Jackpot! : sur La Liste de mes envies de Grégoire Delacourt - une lecture d'Alexandre

29 Mars 2012, 21:42pm

Publié par Seren Dipity

Jocelyne, quarante sept ans, a des yeux noirs, des « seins petits », une « bouée de chair ». Jocelyne sait qu’elle n’est pas jolie, pourtant dans le reflet de son miroir, ses rêves trouvent à sa nudité de la beauté. Sa beauté lui fait oublier les « vilaines choses ».

Jocelyne habite Arras, tient une mercerie (un peu ennuyeuse), a deux amies jumelles (Danièle et Françoise propriétaires du salon Coiff’Esthetique), est mariée depuis vingt et un ans à Jo (Jocelyn).72191172.jpg

Jo travaille à l’usine Häagen-Dazs, gagne 2400 euros, rêve matériels (un écran plat, une Porsche Cayenne, une cheminée dans le salon, la collection complète des James Bond), travaille beaucoup pour se rapprocher de ses rêves matériels (télé, voiture et tutti quanti) et rêve (aussi) d’une femme plus belle et plus jeune (il ne l’avoue pas à Jocelyne).

Jocelyne et Jocelyn ont deux enfants (trois en fait). Un garçon (Romain), une fille (Nadine) et un cadavre (Nadège). Les enfants grandissent, battent des ailes et s’éloignent. Parfois ils meurent.

Jocelyne aime Jo avec tous ses défauts, aime son père (à la mémoire de six minutes), aime ses enfants (même si entre eux, parlent pas toujours la même langue), aime sa vie telle quelle (même si celle-ci ne colle pas parfaitement à ses fantasmes de jeunesse, ses ambitions de carrière de styliste…).

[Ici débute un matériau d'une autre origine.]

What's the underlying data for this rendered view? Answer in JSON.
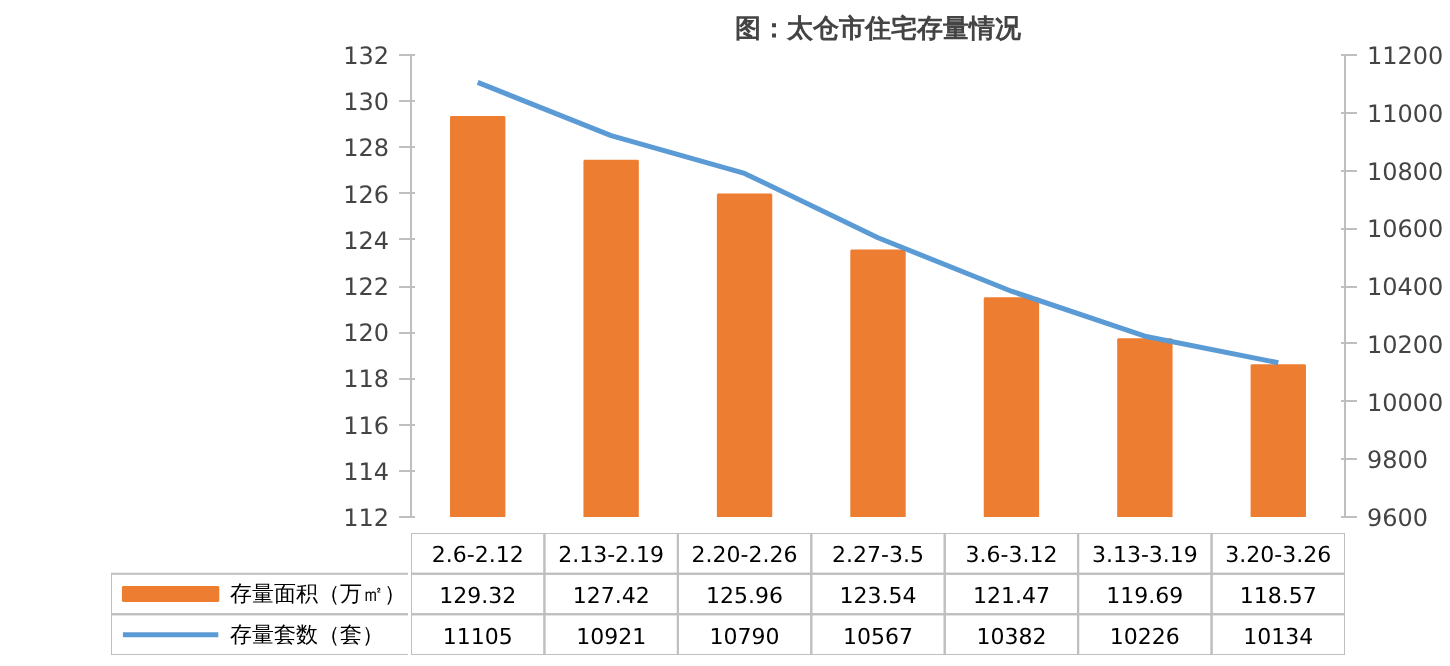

Danièle et Françoise, quant à elles, rêvent de changer de vie, chaque samedi, suspendues à leurs bulletins du loto lorsque les « boules tourneboulent ». A force de persuasion, les jumelles convainquent Jocelyne de jouer une grille chez le buraliste. 2 euros qui font 18.547.301 euros et 28 centimes et basculent l’existence de Jocelyne dans l’incertitude. Que faire ? Une liste, la liste de ses envies ? Mais est-ce vraiment là l’importance ?

Grégoire Delacourt parle de rêves et de regrets.

Les rêves et les regrets sont autant de boutons de mercière accumulés dans une boîte. Parfois la boîte tombe, les boutons s’éparpillent et l’on met bien du temps à les trier.

S’asseoir sur certains de ses rêves, accepter ses regrets, on en est tous là.

La liste de mes envies parle d’amour et de mensonge sans se noyer dans le sentimentalisme.

« On se ment toujours. Parce que l’amour ne résisterait pas à la vérité ».

L’aimé n’est pas forcément celui qu’on a fantasmé, mais celui qui nous a ému à un moment donné, avec qui on compose son existence, à qui on se donne. L’émotion arrondit les angles, fait pardonner certains défauts, certaines vacheries, jusqu’à une certaine limite. La limite franchie, on se demande à quel point on s’est menti.

Le petit surplus de références culturelles qui ponctuent ce récit n’entache pas la lecture de ce texte sensible, émouvant. La question de la fortune « subite » interroge sur ce qui est essentiel.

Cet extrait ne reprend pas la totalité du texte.